About 7,000 of Alaska’s estimated 175,000 elk are harvested annually, producing about three million pounds of meat, according to the Department of Fish and Game. Elk are especially abundant along rivers in south-central and inland Alaska. Like many Alaskan big game species, moose are protected and regulated, but they are plentiful enough for the state to allow hunting — and moose hunting in the fall is an annual ritual for thousands of Alaskans.

But moose weren’t always common on the Kenai Peninsula. When miners settled in the area in the 1870s, they changed the landscape with a series of wildfires that destroyed the habitat of the area’s abundant caribou population but caused a rapid increase in the moose population. By 1910, the area had become famous for its thousands of huge elk.

After a few hours of skinning, cutting, and bagging the moose, the students and volunteers brought the severed limbs to the home of Dylan Hooper — a Nikiski Middle & High School teacher who teaches the extracurricular class with Mr. Bjorkman — for two days. hung up to tenderize the meat.

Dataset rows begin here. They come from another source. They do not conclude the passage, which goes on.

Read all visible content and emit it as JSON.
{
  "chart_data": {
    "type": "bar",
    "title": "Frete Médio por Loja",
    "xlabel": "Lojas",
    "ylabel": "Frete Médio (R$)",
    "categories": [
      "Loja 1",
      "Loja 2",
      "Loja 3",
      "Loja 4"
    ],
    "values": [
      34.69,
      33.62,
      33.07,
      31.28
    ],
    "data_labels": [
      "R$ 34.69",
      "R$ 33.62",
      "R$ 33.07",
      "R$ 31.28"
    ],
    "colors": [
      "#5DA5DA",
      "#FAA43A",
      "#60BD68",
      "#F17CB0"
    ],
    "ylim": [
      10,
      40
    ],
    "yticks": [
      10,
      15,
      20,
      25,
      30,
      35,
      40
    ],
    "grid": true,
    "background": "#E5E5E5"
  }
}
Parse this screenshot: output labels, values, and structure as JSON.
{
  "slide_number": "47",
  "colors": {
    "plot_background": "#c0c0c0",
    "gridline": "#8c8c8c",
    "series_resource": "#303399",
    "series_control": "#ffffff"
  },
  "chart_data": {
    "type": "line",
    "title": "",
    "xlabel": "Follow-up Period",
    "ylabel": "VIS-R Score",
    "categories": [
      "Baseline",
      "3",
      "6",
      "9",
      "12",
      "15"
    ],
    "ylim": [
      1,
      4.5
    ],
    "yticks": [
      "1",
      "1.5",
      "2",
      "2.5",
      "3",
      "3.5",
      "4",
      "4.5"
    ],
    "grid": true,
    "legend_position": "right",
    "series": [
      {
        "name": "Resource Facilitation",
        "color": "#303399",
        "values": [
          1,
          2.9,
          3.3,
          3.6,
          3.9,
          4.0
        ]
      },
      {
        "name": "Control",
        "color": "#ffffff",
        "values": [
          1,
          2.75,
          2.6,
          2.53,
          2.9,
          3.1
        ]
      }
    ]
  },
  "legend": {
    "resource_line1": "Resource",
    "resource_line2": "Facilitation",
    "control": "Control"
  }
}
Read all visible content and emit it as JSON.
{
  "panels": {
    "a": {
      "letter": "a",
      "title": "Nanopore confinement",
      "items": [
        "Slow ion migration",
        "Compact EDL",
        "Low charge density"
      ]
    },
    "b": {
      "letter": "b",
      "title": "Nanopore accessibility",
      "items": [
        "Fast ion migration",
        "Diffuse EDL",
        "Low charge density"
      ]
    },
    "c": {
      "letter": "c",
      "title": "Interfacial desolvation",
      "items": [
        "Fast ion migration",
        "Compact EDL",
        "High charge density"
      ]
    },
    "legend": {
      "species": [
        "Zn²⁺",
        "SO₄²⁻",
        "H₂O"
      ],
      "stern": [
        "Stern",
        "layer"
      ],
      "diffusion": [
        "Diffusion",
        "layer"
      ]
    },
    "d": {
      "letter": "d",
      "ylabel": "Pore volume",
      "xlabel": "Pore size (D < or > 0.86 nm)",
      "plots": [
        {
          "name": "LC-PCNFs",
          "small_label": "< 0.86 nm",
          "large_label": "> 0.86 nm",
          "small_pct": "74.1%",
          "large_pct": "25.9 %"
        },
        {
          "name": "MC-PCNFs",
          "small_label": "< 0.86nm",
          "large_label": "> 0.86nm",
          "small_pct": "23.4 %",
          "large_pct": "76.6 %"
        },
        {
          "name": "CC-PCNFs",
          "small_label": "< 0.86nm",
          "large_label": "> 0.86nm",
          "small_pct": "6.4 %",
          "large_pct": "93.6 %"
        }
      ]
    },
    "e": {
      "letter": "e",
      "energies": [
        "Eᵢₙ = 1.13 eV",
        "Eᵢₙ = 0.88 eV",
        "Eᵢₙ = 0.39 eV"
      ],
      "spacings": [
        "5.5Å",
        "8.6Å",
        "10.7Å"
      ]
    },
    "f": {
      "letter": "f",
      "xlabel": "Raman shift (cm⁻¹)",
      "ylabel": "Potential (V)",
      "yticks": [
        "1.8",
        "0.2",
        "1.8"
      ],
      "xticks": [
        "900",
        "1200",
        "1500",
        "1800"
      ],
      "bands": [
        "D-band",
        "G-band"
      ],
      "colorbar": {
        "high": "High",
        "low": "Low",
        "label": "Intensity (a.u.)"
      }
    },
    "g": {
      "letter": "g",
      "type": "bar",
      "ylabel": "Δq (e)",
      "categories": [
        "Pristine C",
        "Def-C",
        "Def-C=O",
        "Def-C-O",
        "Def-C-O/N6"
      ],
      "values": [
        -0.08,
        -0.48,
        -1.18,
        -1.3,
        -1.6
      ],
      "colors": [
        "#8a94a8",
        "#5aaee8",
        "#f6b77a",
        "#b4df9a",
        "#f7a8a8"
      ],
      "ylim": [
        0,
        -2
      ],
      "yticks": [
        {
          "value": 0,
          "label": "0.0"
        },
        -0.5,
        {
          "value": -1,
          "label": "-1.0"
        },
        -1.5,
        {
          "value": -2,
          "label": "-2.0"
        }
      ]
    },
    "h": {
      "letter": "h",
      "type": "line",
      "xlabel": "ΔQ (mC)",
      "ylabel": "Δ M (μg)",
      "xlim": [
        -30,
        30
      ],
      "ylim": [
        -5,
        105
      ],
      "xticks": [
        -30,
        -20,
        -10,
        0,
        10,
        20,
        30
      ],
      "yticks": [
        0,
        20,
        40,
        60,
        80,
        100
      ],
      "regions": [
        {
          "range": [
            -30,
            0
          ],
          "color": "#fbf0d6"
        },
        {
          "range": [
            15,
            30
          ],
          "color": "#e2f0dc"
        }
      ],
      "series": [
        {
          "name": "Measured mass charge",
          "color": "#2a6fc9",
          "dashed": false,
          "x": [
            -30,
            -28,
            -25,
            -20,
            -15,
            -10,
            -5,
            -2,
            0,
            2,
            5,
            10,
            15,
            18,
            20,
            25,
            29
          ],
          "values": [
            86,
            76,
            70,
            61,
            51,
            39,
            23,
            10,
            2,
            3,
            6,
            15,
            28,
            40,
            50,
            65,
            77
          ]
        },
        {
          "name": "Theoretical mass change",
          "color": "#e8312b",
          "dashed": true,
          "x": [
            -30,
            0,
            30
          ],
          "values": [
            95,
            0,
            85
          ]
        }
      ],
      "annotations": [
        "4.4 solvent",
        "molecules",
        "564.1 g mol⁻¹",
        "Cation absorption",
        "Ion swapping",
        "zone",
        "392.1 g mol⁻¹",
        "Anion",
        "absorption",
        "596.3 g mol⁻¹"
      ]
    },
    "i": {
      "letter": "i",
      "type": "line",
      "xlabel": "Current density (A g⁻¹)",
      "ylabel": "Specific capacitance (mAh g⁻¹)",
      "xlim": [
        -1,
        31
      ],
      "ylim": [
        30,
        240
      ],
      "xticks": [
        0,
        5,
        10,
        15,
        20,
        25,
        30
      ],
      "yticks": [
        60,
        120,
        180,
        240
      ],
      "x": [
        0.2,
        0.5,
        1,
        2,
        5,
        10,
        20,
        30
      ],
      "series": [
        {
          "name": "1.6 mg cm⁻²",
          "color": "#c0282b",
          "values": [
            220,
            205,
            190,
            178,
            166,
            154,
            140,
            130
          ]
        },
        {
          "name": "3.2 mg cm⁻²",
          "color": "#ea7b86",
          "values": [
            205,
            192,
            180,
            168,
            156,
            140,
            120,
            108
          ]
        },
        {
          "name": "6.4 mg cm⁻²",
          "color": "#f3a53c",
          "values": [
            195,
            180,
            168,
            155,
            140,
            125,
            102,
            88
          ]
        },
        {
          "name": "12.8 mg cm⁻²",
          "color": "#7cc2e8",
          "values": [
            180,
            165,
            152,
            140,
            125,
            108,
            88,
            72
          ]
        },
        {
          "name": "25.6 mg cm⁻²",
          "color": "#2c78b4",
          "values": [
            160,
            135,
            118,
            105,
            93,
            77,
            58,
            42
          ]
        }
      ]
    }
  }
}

When it was time to start slaughtering, the students were given a tour of all the things they needed to know: how to sharpen a knife, how to hold it securely and slide it over the meat, where to cut, and how to use the fat and cut the tendons. the meat.

Some of the meat scraps were ground into dog food and the leg bones were donated to a woman who will use them to make elk stock for Alaska Native seniors at the nearby senior center.

The students divided about 500 pounds of roasts, steaks, sausage, bratwurst and hamburger. While processing the meat, the students talked about all the ways their families would cook their freezers full of meat this winter.

Kameron Bird, 13, looked forward to the months of eating meat. As he put it, “Moose steak, if you’ve never tried it, you should.”